Serve the Poor by NOT Fighting Global Warming

on September 22, 2015

Ever overhear liberals, even in the Church, claim that fighting climate change is necessary to protect the poor?  Experts say this assertion is a myth and the exact opposite is actually true.

Fighting climate change will hurt poor people the most, a panel of energy and business experts explained during an event at The Heritage Foundation in Washington, D.C., on Sept. 21. Entitled “How Climate Policy Hurts the Poor,” the event centered on how the Obama administration’s climate agenda will disproportionately harm low-income families and minorities, the very people whom officials often say they are trying to protect from the effects of climate change.

Even Environmental Protection Agency (EPA) Administrator Gina McCarthy openly conceded this point. “We know that low-income minority communities would be hardest hit,” McCarthy admitted in August.

In an equally incriminating statement during his 2008 campaign, President Barack Obama confessed that “electricity rates would necessarily skyrocket” under his plan to “bankrupt” carbon-emitting coal power plants. Such a move would impact low-income families the most, since they spend a larger portion of their income on energy.

The United States could slide in the direction of European countries like Germany, where “portions of the population are actually reverting to what are pre-Industrial conditions,” according to Texas Public Policy Foundation Senior Fellow Kathleen Hartnett White. Because the government there has attempted to replace fossil fuels with renewables, energy prices in Germany have increased to three times more than in the U.S., causing as many as 800,000 households to disconnect from the electrical grid.

America may be headed toward similar conditions. White said that unelected government bureaucrats at the EPA were “perilously close” to radically changing the “energy dynamics” of the U.S. through implementing invasive regulations under the Clean Power Plan proposed by Obama.

Such policies ostensibly meant to fight global warming would not only drive up the price of electricity, but the price of virtually everything. Hispanic Leadership Fund President Mario Lopez said the proposed Clean Power Plan would cost consumers an additional $565 billion per year for energy, and increase prices for “normal everyday things,” ranging from clothing to soap to toothpaste. It would also cause “massive job losses,” increase poverty by 25 percent, and lead to 14,000 premature deaths.

“These are real people we’re talking about here,” Lopez said. “The EPA, and I think the Obama administration sometimes, forgets that unfortunately.”

National Black Chamber of Commerce President Harry Alford went beyond attributing the administration’s actions to forgetfulness, saying that targeting the poor was no accident.

“It’s not inadvertent; it’s by design. It’s sinister,” Alford said. He explained that these proposed regulations expanded the “poverty industrial complex” that began with President Lyndon Johnson’s War on Poverty. This phenomenon lines the pockets of “fat cats” with billions of dollars and funnels power to leaders who claim they are the “champions” of the poor, according to Alford.

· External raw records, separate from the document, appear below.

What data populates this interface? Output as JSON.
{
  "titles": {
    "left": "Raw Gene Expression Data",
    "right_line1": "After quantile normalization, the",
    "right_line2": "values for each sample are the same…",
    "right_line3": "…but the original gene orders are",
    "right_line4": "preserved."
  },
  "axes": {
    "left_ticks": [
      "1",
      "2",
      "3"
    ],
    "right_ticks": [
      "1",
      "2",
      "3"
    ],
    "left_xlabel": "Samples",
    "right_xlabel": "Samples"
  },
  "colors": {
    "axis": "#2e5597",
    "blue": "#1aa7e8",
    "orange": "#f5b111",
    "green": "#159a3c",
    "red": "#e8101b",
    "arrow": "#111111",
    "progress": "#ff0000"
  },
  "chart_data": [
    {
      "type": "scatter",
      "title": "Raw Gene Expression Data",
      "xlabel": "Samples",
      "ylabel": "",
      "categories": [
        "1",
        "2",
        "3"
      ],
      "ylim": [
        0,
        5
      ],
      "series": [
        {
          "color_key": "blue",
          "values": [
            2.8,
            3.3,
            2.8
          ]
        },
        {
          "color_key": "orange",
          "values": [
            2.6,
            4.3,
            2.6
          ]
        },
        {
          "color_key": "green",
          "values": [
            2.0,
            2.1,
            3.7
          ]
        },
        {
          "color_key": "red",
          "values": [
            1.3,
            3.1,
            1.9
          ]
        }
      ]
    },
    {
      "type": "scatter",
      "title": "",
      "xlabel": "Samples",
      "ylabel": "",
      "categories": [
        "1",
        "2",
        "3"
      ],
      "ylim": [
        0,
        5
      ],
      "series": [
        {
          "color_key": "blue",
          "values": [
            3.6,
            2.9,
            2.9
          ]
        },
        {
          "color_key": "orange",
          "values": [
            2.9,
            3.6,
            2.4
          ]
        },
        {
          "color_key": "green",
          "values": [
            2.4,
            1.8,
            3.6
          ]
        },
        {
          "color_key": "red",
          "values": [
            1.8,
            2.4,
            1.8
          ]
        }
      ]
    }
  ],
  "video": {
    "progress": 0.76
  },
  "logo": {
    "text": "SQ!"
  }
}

Although invasive energy regulations may enrich a few politically well-connected individuals, it would devastate the U.S. economy. Cornwall Alliance Spokesman Dr. E. Calvin Beisner said carbon fuel usage closely parallels both material wealth and human health. Cutting carbon emissions to 1990 levels would reduce GDP by 40 percent, and cutting carbon emissions to 1970 levels would reduce GDP by two-thirds.

“If we value human material well-being, we want to see GDP per capita rising,” Beisner said. “And it does so only as hyper-carbon fuel use also rises.”

Lifting the poor out of poverty is a worthy goal, and a mission Christ called the Church to pursue. But when it comes to regulations that will supposedly counter global warming by diminishing fossil fuel use, even liberals like Obama and McCarthy confess that the poor, especially low-income minorities, will suffer. And according to the experts, fossil fuels have actually increased wealth around the world and diminished poverty rather than precipitating global apocalypse.

Christians with a heart to serve the poor therefore ought to take the claims by so-called “champions” of the needy with a grain of salt. It’s worth pondering where the real threat actually lies: with global warming or politicians and crony capitalists who claim to be working on behalf of the poor.

  1. Comment by Neil Bragg on September 23, 2015 at 2:15 pm

    The environmental policies of the European Union have already created what is called “energy poverty,” with thousands of people, mostly the elderly, dying in the heat of summer of the cold of winter because the EU’s policies have made heating and air conditioning unaffordable – the
    Obamessiah wants to impose those same policies on the US. Isn’t that just like a leftist – in the name of “saving the planet” (as if that were possible) let thousands of people die from hypothermia.

    This isn’t conservative propaganda, btw, it’s been widely reported in the left-leaning media in Europe. You won’t hear the left-leaning media in the US talk about it, for obvious reasons.